I had a conversation the other day about the IT Department. He is the head of a division manufacturing rubber products for other products. He was saying how frustrating it is to communicate with IT people. They really do not speak in a language you can understand and as a manager you feel you are at the mercy of these people that you cannot communicate with.
He said it is equivalent to his chemist who is really important in his business. He creates the recipe for new products and often says he can do things in two weeks and does not deliver. Apparently this chemist does not report to this fellow but he meets with him every week. When the chemist boss, the head of operations wants to know what the chemist is doing he asks my friend. My friend has found it very frustrating but by these regular meetings he is starting to understand how this guy thinks. Most managers will not spend that much time with the IT people.

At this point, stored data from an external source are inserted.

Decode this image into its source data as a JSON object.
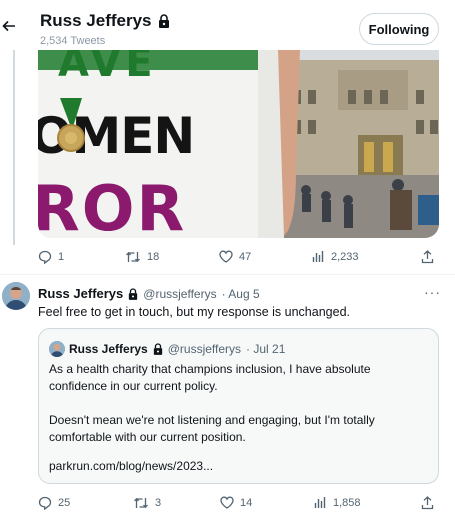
{
  "header": {
    "name": "Russ Jefferys",
    "tweet_count": "2,534 Tweets",
    "follow_label": "Following",
    "back_icon": "arrow-left-icon",
    "lock_icon": "lock-icon"
  },
  "media_post": {
    "actions": {
      "replies": "1",
      "retweets": "18",
      "likes": "47",
      "views": "2,233"
    }
  },
  "tweet": {
    "name": "Russ Jefferys",
    "handle": "@russjefferys",
    "date": "· Aug 5",
    "more": "···",
    "text": "Feel free to get in touch, but my response is unchanged.",
    "quote": {
      "name": "Russ Jefferys",
      "handle": "@russjefferys",
      "date": "· Jul 21",
      "line1": "As a health charity that champions inclusion, I have absolute",
      "line2": "confidence in our current policy.",
      "line3": "Doesn't mean we're not listening and engaging, but I'm totally",
      "line4": "comfortable with our current position.",
      "link": "parkrun.com/blog/news/2023..."
    },
    "actions": {
      "replies": "25",
      "retweets": "3",
      "likes": "14",
      "views": "1,858"
    }
  },
  "colors": {
    "text": "#0f1419",
    "muted": "#536471",
    "border": "#cfd9de",
    "shirt_green": "#1f7a2e",
    "shirt_magenta": "#8b1a6e"
  }
}
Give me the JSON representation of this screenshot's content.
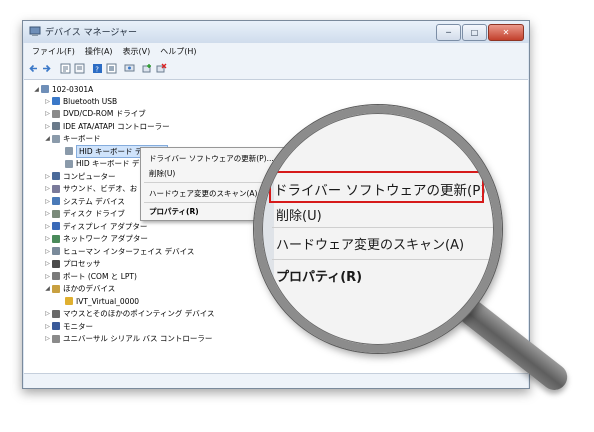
{
  "window": {
    "title": "デバイス マネージャー",
    "buttons": {
      "minimize": "─",
      "maximize": "□",
      "close": "✕"
    }
  },
  "menubar": [
    "ファイル(F)",
    "操作(A)",
    "表示(V)",
    "ヘルプ(H)"
  ],
  "toolbar_icons": [
    "back-icon",
    "forward-icon",
    "tree-icon",
    "properties-icon",
    "help-icon",
    "view-icon",
    "scan-icon",
    "update-driver-icon",
    "uninstall-icon"
  ],
  "tree": {
    "root": "102-0301A",
    "items": [
      {
        "label": "Bluetooth USB",
        "icon": "bluetooth-icon",
        "expander": "▷"
      },
      {
        "label": "DVD/CD-ROM ドライブ",
        "icon": "dvd-icon",
        "expander": "▷"
      },
      {
        "label": "IDE ATA/ATAPI コントローラー",
        "icon": "ide-icon",
        "expander": "▷"
      },
      {
        "label": "キーボード",
        "icon": "keyboard-icon",
        "expander": "◢"
      },
      {
        "label": "HID キーボード デバイス",
        "icon": "keyboard-icon",
        "expander": "",
        "child": true,
        "selected": true
      },
      {
        "label": "HID キーボード デ",
        "icon": "keyboard-icon",
        "expander": "",
        "child": true
      },
      {
        "label": "コンピューター",
        "icon": "computer-icon",
        "expander": "▷"
      },
      {
        "label": "サウンド、ビデオ、お",
        "icon": "sound-icon",
        "expander": "▷"
      },
      {
        "label": "システム デバイス",
        "icon": "system-icon",
        "expander": "▷"
      },
      {
        "label": "ディスク ドライブ",
        "icon": "disk-icon",
        "expander": "▷"
      },
      {
        "label": "ディスプレイ アダプター",
        "icon": "display-icon",
        "expander": "▷"
      },
      {
        "label": "ネットワーク アダプター",
        "icon": "network-icon",
        "expander": "▷"
      },
      {
        "label": "ヒューマン インターフェイス デバイス",
        "icon": "hid-icon",
        "expander": "▷"
      },
      {
        "label": "プロセッサ",
        "icon": "processor-icon",
        "expander": "▷"
      },
      {
        "label": "ポート (COM と LPT)",
        "icon": "port-icon",
        "expander": "▷"
      },
      {
        "label": "ほかのデバイス",
        "icon": "other-device-icon",
        "expander": "◢"
      },
      {
        "label": "IVT_Virtual_0000",
        "icon": "warning-device-icon",
        "expander": "",
        "child": true
      },
      {
        "label": "マウスとそのほかのポインティング デバイス",
        "icon": "mouse-icon",
        "expander": "▷"
      },
      {
        "label": "モニター",
        "icon": "monitor-icon",
        "expander": "▷"
      },
      {
        "label": "ユニバーサル シリアル バス コントローラー",
        "icon": "usb-icon",
        "expander": "▷"
      }
    ]
  },
  "context_menu": {
    "items": [
      "ドライバー ソフトウェアの更新(P)...",
      "削除(U)",
      "ハードウェア変更のスキャン(A)",
      "プロパティ(R)"
    ]
  },
  "magnifier": {
    "items": [
      "ドライバー ソフトウェアの更新(P)",
      "削除(U)",
      "ハードウェア変更のスキャン(A)",
      "プロパティ(R)"
    ],
    "highlight_color": "#d61a1a"
  },
  "colors": {
    "selection": "#cfe3fb",
    "window_frame": "#dce6f2"
  }
}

So now imagine a senior management person who prides himself on being able to control things and now is at the mercy of a person whom he knows is important to his success but he cannot control. The fellow gives explanations that make no sense to the manager. That is not a marriage made in heaven.
I think we need to take an example from my friend and meet regularly with key customers just to open up the communication lines. Another thing is try to learn the customers language and issues. When you do not know something, do not use baffle-gab and technical terms. If you cannot express it simply or you do not know, tell him. Reach out to these people and try to give them a greater sense of control.
Stephen talks a lot about readiness. People are always ready to talk about their problems and want to have a sense of control. You can deliver on both those issues with some effort.
As you read this, do not think what someone else can do, think about what you might do to make things better. Approach your biggest critic and open up communication lines.
For a drastic translation approach that is in line with the increasing pressure to align business and IT (aka foster substantive dialogue) swap a key business and a key IT resource. With the right individuals this can be a great tool for opening up those “communication lines”.